Le Paraguay projette de renforcer son rôle militaire dans la lutte contre les gangs brésiliens

L’annonce du président Abdo Benítez suscite des inquiétudes pour les libertés civiles dans un pays sorti d’un régime militaire en 1989

 

Mario Abdo Benítez a annoncé un projet de modification de la constitution du Paraguay afin de donner à l’armée un rôle plus important dans la lutte contre les gangs brésiliens de plus en plus puissants.

L’annonce a été faite jeudi (12/09) par le président paraguayen et elle a suscité des inquiétudes pour les libertés civiles dans un pays sorti d’un régime militaire en 1989. Scepticisme également, car dans tous les pays d’Amérique latine où l’armée a été appelée à la rescousse contre le banditisme, cela s’est soldé par un large échec à commencer par le Brésil.

L’annonce de Benítez intervient au lendemain de l’évasion dramatique de Jorge Samudio, présumé dirigeant du tristement célèbre cartel brésilien Commando rouge (commandement rouge).
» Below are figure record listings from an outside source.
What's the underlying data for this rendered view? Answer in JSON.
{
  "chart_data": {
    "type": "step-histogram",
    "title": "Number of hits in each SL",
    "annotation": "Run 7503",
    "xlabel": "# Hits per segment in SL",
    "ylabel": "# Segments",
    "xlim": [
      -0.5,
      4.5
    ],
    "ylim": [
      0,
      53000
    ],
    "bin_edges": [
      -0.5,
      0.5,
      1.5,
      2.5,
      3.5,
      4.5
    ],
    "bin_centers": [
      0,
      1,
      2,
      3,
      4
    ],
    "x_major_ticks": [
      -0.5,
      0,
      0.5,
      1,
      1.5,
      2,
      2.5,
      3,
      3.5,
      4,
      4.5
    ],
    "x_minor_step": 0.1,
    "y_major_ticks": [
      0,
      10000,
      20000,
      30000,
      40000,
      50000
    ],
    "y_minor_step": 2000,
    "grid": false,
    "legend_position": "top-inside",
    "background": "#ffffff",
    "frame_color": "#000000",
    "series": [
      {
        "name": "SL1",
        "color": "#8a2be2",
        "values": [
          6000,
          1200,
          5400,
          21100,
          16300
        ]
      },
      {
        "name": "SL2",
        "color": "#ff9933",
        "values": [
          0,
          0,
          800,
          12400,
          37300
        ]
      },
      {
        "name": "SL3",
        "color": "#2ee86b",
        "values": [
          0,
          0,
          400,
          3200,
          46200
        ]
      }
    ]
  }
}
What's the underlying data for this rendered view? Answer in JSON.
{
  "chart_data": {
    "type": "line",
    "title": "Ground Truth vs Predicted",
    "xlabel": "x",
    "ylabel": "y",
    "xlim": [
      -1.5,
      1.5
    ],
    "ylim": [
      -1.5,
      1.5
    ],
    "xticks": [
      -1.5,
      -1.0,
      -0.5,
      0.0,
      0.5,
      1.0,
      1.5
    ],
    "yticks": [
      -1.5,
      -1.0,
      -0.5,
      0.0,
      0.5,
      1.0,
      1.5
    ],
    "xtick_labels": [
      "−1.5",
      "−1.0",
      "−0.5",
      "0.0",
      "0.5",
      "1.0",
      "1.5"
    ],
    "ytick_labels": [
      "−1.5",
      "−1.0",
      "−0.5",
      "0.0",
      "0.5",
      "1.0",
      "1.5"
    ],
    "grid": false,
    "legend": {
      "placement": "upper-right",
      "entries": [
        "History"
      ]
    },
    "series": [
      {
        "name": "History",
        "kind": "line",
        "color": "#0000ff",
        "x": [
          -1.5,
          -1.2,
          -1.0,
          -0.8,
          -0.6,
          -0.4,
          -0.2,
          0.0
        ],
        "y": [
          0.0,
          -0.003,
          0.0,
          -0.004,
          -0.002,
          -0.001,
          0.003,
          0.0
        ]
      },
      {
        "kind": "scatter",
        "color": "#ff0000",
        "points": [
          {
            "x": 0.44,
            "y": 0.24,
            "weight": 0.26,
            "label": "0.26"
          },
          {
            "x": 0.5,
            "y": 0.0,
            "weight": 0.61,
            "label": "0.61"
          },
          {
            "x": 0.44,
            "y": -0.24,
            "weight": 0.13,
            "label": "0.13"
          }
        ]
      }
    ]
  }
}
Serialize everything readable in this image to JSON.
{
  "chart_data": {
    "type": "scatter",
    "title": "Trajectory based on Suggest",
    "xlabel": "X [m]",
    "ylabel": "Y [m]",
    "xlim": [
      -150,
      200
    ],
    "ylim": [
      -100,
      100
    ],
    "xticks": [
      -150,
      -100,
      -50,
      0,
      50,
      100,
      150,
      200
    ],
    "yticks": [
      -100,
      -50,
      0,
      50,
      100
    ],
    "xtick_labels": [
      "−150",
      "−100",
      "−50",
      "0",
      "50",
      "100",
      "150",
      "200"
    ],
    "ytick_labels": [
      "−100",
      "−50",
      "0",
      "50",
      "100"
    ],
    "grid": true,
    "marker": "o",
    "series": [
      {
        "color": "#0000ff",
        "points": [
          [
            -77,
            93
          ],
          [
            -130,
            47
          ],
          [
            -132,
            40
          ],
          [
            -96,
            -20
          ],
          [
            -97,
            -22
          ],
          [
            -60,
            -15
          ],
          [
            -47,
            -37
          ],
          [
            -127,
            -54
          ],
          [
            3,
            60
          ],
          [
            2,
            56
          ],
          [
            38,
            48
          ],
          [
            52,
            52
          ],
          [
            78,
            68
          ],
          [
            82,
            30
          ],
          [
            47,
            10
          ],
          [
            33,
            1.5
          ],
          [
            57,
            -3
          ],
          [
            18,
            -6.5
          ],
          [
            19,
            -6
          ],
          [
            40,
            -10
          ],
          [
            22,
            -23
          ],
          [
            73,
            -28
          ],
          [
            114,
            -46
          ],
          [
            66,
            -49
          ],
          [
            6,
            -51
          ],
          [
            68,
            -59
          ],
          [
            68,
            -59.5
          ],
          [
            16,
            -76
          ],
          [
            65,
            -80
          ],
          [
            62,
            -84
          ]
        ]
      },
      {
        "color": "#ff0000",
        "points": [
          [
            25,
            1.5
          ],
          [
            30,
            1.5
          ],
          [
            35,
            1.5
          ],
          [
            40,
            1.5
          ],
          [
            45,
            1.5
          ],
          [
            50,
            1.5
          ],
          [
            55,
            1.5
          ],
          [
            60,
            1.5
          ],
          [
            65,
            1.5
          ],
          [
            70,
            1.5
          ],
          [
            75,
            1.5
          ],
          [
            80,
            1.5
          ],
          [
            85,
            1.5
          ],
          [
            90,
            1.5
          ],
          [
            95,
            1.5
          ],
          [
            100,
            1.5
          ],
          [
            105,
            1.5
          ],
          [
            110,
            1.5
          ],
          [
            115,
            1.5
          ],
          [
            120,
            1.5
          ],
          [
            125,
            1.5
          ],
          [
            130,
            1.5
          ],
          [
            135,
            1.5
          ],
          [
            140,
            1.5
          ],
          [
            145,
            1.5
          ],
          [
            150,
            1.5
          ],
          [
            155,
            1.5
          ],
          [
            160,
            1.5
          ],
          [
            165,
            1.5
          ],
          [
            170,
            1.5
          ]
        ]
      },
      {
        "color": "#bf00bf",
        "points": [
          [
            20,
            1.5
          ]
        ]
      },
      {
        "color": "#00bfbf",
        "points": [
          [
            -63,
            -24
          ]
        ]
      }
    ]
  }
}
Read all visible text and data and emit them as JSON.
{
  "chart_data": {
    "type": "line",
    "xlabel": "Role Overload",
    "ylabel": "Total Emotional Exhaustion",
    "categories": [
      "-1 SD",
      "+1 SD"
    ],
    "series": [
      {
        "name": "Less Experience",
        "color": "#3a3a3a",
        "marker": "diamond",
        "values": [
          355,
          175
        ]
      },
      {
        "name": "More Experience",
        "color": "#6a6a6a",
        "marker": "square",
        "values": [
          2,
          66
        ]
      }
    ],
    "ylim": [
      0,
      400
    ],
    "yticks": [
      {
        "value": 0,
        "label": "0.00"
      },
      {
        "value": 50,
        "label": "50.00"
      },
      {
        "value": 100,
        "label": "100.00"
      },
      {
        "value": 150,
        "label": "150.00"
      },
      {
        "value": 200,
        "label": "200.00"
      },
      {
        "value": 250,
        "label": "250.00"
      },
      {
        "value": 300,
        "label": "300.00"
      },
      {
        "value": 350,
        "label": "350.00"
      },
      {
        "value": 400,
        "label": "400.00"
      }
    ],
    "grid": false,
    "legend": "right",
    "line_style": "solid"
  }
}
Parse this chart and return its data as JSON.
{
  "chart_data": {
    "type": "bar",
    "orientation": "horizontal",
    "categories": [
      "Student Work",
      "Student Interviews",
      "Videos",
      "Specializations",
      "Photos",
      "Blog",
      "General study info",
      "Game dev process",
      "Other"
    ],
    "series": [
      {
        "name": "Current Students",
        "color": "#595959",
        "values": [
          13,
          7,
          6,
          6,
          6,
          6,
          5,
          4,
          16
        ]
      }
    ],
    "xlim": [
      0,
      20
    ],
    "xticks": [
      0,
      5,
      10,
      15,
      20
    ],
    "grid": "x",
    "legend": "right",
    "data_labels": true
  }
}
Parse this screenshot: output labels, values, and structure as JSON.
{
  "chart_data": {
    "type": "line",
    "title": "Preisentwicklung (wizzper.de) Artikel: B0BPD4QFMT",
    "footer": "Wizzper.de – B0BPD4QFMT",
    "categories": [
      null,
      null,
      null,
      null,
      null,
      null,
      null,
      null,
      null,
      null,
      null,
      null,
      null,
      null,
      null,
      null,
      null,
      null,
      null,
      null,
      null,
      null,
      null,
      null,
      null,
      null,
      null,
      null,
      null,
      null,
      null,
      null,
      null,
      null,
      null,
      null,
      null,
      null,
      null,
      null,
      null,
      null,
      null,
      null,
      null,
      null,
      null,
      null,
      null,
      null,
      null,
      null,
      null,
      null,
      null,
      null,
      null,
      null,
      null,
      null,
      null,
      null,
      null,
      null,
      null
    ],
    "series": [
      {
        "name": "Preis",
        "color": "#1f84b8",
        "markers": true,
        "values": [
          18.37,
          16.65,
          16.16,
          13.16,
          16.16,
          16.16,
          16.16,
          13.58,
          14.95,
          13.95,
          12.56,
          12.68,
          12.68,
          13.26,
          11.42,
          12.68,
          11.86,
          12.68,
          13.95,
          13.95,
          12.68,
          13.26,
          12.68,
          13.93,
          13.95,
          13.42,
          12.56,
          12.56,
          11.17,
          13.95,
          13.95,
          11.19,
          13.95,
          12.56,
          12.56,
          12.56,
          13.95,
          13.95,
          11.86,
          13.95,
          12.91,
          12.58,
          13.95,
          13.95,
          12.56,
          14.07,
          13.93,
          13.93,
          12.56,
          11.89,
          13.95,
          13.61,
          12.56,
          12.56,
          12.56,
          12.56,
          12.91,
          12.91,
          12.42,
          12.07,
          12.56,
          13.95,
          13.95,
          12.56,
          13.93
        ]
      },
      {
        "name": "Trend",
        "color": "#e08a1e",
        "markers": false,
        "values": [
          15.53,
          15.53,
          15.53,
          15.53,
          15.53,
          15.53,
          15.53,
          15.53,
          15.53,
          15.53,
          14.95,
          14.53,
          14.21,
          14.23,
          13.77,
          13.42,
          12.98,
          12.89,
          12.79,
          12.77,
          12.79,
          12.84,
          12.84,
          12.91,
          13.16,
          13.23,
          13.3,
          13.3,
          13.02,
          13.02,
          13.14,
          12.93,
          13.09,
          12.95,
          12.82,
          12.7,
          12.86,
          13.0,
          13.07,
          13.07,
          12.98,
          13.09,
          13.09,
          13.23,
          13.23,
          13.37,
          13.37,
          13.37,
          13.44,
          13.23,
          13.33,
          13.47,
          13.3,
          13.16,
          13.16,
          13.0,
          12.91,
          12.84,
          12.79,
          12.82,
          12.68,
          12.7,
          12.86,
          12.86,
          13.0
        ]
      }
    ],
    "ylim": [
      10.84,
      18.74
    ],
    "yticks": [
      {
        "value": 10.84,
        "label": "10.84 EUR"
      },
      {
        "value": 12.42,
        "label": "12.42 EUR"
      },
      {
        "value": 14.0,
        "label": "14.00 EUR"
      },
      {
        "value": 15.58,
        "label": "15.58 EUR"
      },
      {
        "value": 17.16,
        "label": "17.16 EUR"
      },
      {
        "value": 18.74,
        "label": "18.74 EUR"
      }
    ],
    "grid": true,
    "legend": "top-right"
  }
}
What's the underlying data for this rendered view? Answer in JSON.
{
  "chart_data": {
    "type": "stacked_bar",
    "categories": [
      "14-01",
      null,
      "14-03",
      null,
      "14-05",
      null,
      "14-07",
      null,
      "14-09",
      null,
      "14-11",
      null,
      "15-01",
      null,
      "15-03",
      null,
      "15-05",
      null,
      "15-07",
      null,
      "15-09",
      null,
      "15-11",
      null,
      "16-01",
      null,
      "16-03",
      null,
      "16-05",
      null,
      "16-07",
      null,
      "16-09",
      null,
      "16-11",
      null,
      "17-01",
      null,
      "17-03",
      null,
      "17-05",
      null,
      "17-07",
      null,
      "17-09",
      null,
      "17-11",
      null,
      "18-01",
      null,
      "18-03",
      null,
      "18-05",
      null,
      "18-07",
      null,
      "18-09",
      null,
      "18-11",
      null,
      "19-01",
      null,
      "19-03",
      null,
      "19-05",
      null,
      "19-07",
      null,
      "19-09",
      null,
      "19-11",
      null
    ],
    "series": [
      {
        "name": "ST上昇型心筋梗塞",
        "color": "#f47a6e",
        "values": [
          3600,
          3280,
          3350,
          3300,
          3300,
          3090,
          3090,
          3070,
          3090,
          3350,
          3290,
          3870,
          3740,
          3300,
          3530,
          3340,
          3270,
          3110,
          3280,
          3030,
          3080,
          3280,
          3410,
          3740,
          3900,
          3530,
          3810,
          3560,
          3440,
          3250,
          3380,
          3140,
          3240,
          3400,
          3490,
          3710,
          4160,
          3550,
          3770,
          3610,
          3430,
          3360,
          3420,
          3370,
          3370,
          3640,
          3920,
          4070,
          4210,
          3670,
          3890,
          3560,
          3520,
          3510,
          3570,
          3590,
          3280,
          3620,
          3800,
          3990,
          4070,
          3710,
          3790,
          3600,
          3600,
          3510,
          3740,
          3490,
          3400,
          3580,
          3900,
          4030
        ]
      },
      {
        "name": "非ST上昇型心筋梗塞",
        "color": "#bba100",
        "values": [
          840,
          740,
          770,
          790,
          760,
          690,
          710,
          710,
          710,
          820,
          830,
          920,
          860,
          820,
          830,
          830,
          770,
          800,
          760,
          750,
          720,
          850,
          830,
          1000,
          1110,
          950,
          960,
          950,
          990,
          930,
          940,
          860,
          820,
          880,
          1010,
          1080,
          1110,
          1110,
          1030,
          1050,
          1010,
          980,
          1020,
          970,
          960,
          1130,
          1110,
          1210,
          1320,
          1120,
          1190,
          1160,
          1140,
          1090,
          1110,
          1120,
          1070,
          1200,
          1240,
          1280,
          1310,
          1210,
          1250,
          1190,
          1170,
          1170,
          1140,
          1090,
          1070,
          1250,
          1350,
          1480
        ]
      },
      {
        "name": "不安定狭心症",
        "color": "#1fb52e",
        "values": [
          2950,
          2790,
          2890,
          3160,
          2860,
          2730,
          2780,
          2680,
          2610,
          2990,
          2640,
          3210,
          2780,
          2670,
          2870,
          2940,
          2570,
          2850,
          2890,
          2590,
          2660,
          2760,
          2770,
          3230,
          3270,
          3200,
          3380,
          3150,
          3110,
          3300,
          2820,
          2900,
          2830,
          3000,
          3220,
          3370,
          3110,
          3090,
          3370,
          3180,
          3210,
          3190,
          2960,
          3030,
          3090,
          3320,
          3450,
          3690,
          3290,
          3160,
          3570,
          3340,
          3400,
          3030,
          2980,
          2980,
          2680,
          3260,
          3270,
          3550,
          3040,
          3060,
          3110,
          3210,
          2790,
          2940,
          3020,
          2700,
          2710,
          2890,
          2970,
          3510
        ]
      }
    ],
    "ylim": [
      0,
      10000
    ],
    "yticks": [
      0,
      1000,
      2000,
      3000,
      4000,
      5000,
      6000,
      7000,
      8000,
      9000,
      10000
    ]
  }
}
« Nous ne pouvons plus attendre, a déclaré Abdo Benítez. Nous disposons de ressources que nous n’utilisons pas et nous devons les utiliser pour renforcer notre politique de sécurité ».

Samudio était en train d’être renvoyé en prison dans un véhicule escorté par la police après l’audience prévue à l’audience à Asunción à la dernière minute et il en a profité pour disparaître grâce à des complices. Des témoins ont rapporté qu’environ huit hommes armés déguisés en policiers anti-narcotiques ont ouvert le feu sur le convoi, tuant un policier et blessant deux autres fonctionnaires et un passant, avant que Samudio et les assaillants ne prennent la fuite.

Le Secrétariat national des drogues du Paraguay (SENAD) a affirmé que Samudio (un ressortissant paraguayen) était responsable de l’envoi mensuel pour 20 millions de dollars de drogue au Brésil depuis le Paraguay.

Le président du Paraguay et son épouse

Paraguay’s newly-elected President Mario Abdo Benitez of the Colorado Party and his wife Silvana Lopez Moreira wave to supporters in Asuncion, Paraguay April 22, 2018. [Photo/Agencies]

Les représentants du gouvernement ont admis que le protocole de transport des prisonniers très dangereux n’avait pas été suivi et Abdo Benítez a ensuite tweeté qu’il avait accepté la démission du ministre de la Justice et qu’il remplacerait le commandant de la police nationale.

Cette évasion s’inscrit dans une vague de violence croissante déchaînée par le Comando Vermelho et le cartel brésilien rival Primeiro Comando da Capital (PCC)) au Paraguay ces dernières années, en particulier dans les prisons extrêmement surpeuplées du pays.

Une femme visiteuse assassinée dans une prison

L’ampleur du problème a été mise à nu en novembre lorsqu’un dirigeant du Comando Vermelho a tué une jeune femme qui lui rendait visite en prison afin d’éviter l’extradition vers le Brésil. En juin de cette année, 10 prisonniers ont été tués dans une émeute sanglante impliquant des membres du PCC. La semaine dernière, le chef de la sécurité d’une prison de la région d’Itapúa a été fait prisonnier par des prisonniers du PCC.

Tandis qu’ils élargissent leur portée à travers la frontière, les cartels brésiliens ont largement pris le flambeau des groupes paraguayens pour qu’ils contrôlent l’essor du trafic de drogue dans le pays en utilisant des stratégies de recrutement agressives (en particulier dans les prisons) pour augmenter rapidement le nombre de leurs membres.

Les autorités paraguayennes ont envisagé diverses solutions, notamment la construction de prisons spécialisées. Mais le sénateur de l’opposition, Jorge Querey, a déclaré que le Paraguay avait besoin d’une réforme beaucoup plus profonde. Depuis son retour à la démocratie en 1989, le Paraguay n’a pas réussi à renforcer ses institutions publiques, donnant de grands avantages aux groupes criminels à la fois à l’intérieur et à l’extérieur des prisons, a-t-il déclaré.

«Actuellement, nous avons un ministère des Affaires nationales et une force de police nationale qui sont fortement pénétrés par la corruption et sont même devenus des éléments constitutifs du crime organisé», a-t-il ajouté.